Students expressed mixed reactions to CSU president Albert C. Yates’ plans to retire this June, which he announced Friday morning.
Many students conveyed surprise, saying they had no idea Yates planned to retire anytime soon.
“He’s taken a lot of initiative to promote unity,” said Ryan Miccio, the Assistant Director of Student Empowerment with the Associated Students of CSU.
Miccio said he appreciates Yates’ involvement at the university, and said the president has always been “pleasant” to him.
“I’m kind of intrigued at his announcement, though,” Miccio, a sophomore political science major, continued. “He’s started so many big projects that he isn’t necessarily seeing through. But I’m sure he set them up so they can be taken over by his successors.”

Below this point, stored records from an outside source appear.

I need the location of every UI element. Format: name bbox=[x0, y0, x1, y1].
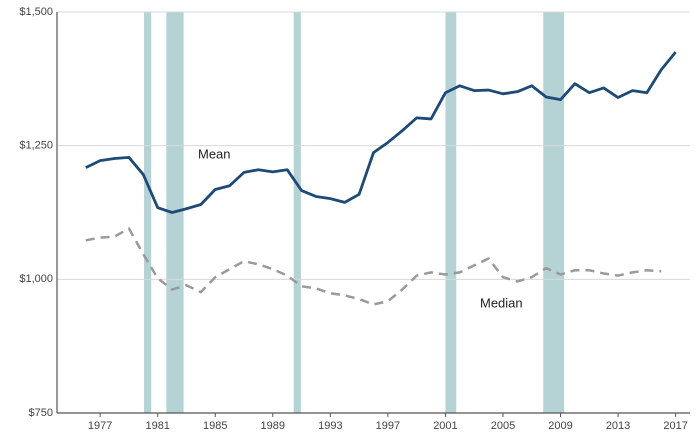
y-tick-label: $1,250 bbox=[19, 140, 53, 152]
x-tick-label: 2009 bbox=[548, 420, 572, 432]
x-tick-label: 1993 bbox=[318, 420, 342, 432]
x-tick-label: 2017 bbox=[663, 420, 687, 432]
recession-layer bbox=[144, 12, 565, 413]
recession-band bbox=[144, 12, 152, 413]
y-tick-label: $1,500 bbox=[19, 6, 53, 18]
x-tick-label: 1985 bbox=[203, 420, 227, 432]
x-tick-label: 1997 bbox=[376, 420, 400, 432]
x-tick-label: 1989 bbox=[261, 420, 285, 432]
x-tick-label: 2001 bbox=[433, 420, 457, 432]
x-tick-label: 1981 bbox=[145, 420, 169, 432]
y-tick-label: $750 bbox=[29, 407, 53, 419]
series-label: Median bbox=[480, 295, 523, 310]
y-tick-label: $1,000 bbox=[19, 273, 53, 285]
recession-band bbox=[445, 12, 457, 413]
series-label: Mean bbox=[198, 146, 231, 161]
recession-band bbox=[543, 12, 565, 413]
x-tick-label: 2005 bbox=[491, 420, 515, 432]
line-layer bbox=[85, 51, 677, 306]
series-line bbox=[85, 51, 677, 214]
grid-layer bbox=[57, 11, 690, 414]
x-tick-label: 2013 bbox=[606, 420, 630, 432]
recession-band bbox=[293, 12, 301, 413]
x-tick-label: 1977 bbox=[88, 420, 112, 432]
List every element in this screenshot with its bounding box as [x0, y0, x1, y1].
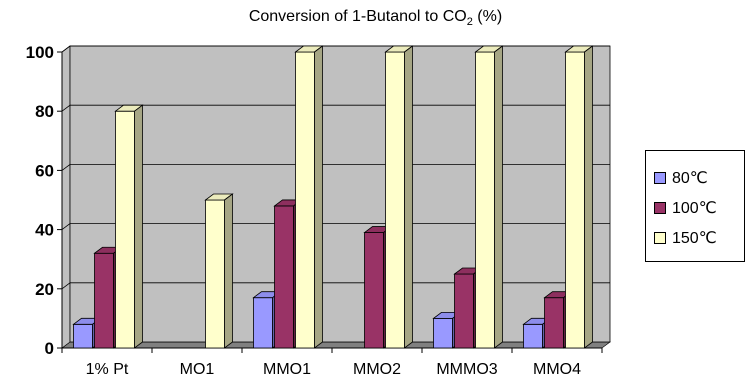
gridline-side [61, 164, 71, 171]
bar [205, 199, 225, 349]
gridline-side [61, 104, 71, 112]
x-tick-label: MMO1 [263, 361, 311, 378]
gridline-side [61, 282, 71, 290]
y-tick-label: 100 [26, 43, 54, 62]
chart-title: Conversion of 1-Butanol to CO2 (%) [0, 8, 751, 28]
bar-side [404, 45, 413, 349]
bar [475, 51, 495, 349]
legend-item-150c: 150℃ [646, 223, 744, 253]
bar [364, 232, 384, 349]
gridline-side [61, 45, 71, 53]
bar [454, 273, 474, 349]
x-tick-label: MMMO3 [436, 361, 497, 378]
gridline-side [61, 223, 71, 230]
legend-label-150c: 150℃ [672, 230, 717, 247]
y-tick-label: 80 [35, 102, 54, 121]
bar [295, 51, 315, 349]
bar [385, 51, 405, 349]
y-tick-label: 40 [35, 221, 54, 240]
chart-title-tail: (%) [472, 8, 503, 25]
y-tick-label: 0 [45, 339, 54, 358]
chart-side-wall [61, 45, 71, 349]
chart-back-wall [69, 45, 611, 343]
legend-item-80c: 80℃ [646, 163, 744, 193]
legend-item-100c: 100℃ [646, 193, 744, 223]
x-tick-label: MMO2 [353, 361, 401, 378]
bar-side [134, 104, 143, 349]
legend-swatch-150c [654, 232, 666, 244]
y-tick-label: 60 [35, 161, 54, 180]
x-tick-label: 1% Pt [86, 361, 129, 378]
bar [433, 317, 453, 349]
legend-label-80c: 80℃ [672, 170, 708, 187]
y-tick-label: 20 [35, 280, 54, 299]
legend-swatch-80c [654, 172, 666, 184]
legend-swatch-100c [654, 202, 666, 214]
chart-legend: 80℃ 100℃ 150℃ [645, 150, 745, 262]
bar [115, 110, 135, 349]
bar [274, 205, 294, 349]
bar [94, 252, 114, 349]
bar-side [584, 45, 593, 349]
bar [523, 323, 543, 349]
bar-side [224, 193, 233, 349]
bar-side [314, 45, 323, 349]
bar [544, 297, 564, 349]
bar [253, 297, 273, 349]
bar-side [494, 45, 503, 349]
bar [565, 51, 585, 349]
x-tick-label: MO1 [180, 361, 215, 378]
legend-label-100c: 100℃ [672, 200, 717, 217]
bar [73, 323, 93, 349]
x-tick-label: MMO4 [533, 361, 581, 378]
chart-title-main: Conversion of 1-Butanol to CO [248, 8, 467, 25]
chart-title-subscript: 2 [466, 16, 473, 29]
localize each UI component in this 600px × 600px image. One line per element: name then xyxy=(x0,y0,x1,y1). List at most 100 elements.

Yates, along with the chancellor at Denver University, launched the yearlong “Bridges to the Future” program last month. The “Bridges” events are designed to promote an evaluation of American values in light of Sept. 11.
Yates said he was retiring to spend more time with his family.
Luke O’Dell, the Associate Senator at ASCSU, shared Miccio’s thoughts on programs Yates has begun. O’Dell expressed his belief that these programs are beneficial and positive for our university, and that Yates’ retirement left him concerned.
“I’m concerned with the well-being of our institution, despite recommendations being handed down from the panel,” O’Dell stated. “(I’m concerned with) issues of higher education, regarding credit caps and increasing tuition, because I know he’s been a strong advocate of keeping the price of education down.”
Some students have not experienced much interaction with Yates, and expressed surprise over his sudden announcement.
“I’m pretty shocked,” said Kathy Plate, a junior biology major. “There wasn’t any type of forewarning.”
It took a few hours for the news to spread around campus. Some students said they did not know who Al Yates was, others said they had personal experience with him, and some said they had encountered him once or twice.
“I’ve met him once,” said Becky Crissinger, a senior psychology major. “I served him at a restaurant, and he was a pleasant man. He was very genuine; a good person to be running the school.”
A couple students said they wanted more details about why he was resigning.
“It’s out of the blue,” said Chad Laszlo, a senior economics major. “I wonder if anything happened to his family that caused this.”
Chris Bowers had similar questions.
“It makes me wonder if there’s something else personal going on,” Bowers, a junior business management major, said.